A tyrosine kinase inhibitor, crizotinib (Xalkori) is approved for use in advanced non-small cell lung cancer (NSCLC) positive for the anaplastic lymphoma kinase (ALK) fusion gene. Ross Camidge, MD, PhD, of the University of Colorado (CU) Cancer Center in Denver, and fellow investigators had previously found that the agent reduces testosterone in male patients.
After exploring this effect further, the team concluded in the journal Cancer that symptoms of androgen deficiency and free or total/free testosterone levels should be tracked in male patients on crizotinib, and that testosterone replacement should be considered for these patients as appropriate.
Specifically, the researchers found mean total testosterone levels to be 25% below the lower limit of normal (LLN) in 32 men receiving crizotinib. All but five of the men (27, or 84%) had total testosterone below the LLN. By comparison, mean total testosterone levels were 29% above the LLN in 19 patients not on crizotinib therapy. In the non-crizotinib group, only six men (32%) fell into the LLN range.
The researchers also evaluated the effect of crizotinib on free testosterone, which is the functional form of the hormone. Mean free testosterone levels were 17% below the LLN, with 19 patients (76%) exhibiting the LLN. Androgen deficiency symptoms were seen in 16 of 19 crizotinib users (84%) with low levels of free testosterone and in 19 of 24 crizotinib users (79%) with low levels of total testosterone.
Five of nine patients (55%) with low testosterone experienced improvement in symptoms, such as depression or sexual dysfunction, when testosterone rose above the LLN following testosterone supplementation.

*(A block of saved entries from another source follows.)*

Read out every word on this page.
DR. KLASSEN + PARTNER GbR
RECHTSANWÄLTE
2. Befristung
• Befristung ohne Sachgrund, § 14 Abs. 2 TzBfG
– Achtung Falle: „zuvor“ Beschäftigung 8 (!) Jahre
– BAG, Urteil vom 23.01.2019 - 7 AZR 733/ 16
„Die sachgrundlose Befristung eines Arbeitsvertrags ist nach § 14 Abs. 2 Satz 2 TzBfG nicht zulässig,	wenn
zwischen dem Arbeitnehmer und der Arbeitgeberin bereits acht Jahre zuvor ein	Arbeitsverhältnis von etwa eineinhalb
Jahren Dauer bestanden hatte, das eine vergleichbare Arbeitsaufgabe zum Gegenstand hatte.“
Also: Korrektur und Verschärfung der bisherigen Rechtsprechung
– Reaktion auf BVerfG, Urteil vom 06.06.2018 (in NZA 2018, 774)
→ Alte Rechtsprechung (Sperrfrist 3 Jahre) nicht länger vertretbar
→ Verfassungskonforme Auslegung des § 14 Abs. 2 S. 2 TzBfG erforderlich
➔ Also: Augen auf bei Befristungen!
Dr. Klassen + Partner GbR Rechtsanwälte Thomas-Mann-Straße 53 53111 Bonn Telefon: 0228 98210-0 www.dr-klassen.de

As explained in a statement from CU, the proteins albumin and sex hormone-binding globulin (SHBG), which bind testosterone in the blood and act as a storage depot for testosterone, dropped rapidly with crizotinib use. Moreover, free testosterone, which is liberated from albumin and SHBG, was also reduced. These findings imply that crizotinib not only challenges the body’s ability to store testosterone, it also challenges the body’s ability to produce the hormone.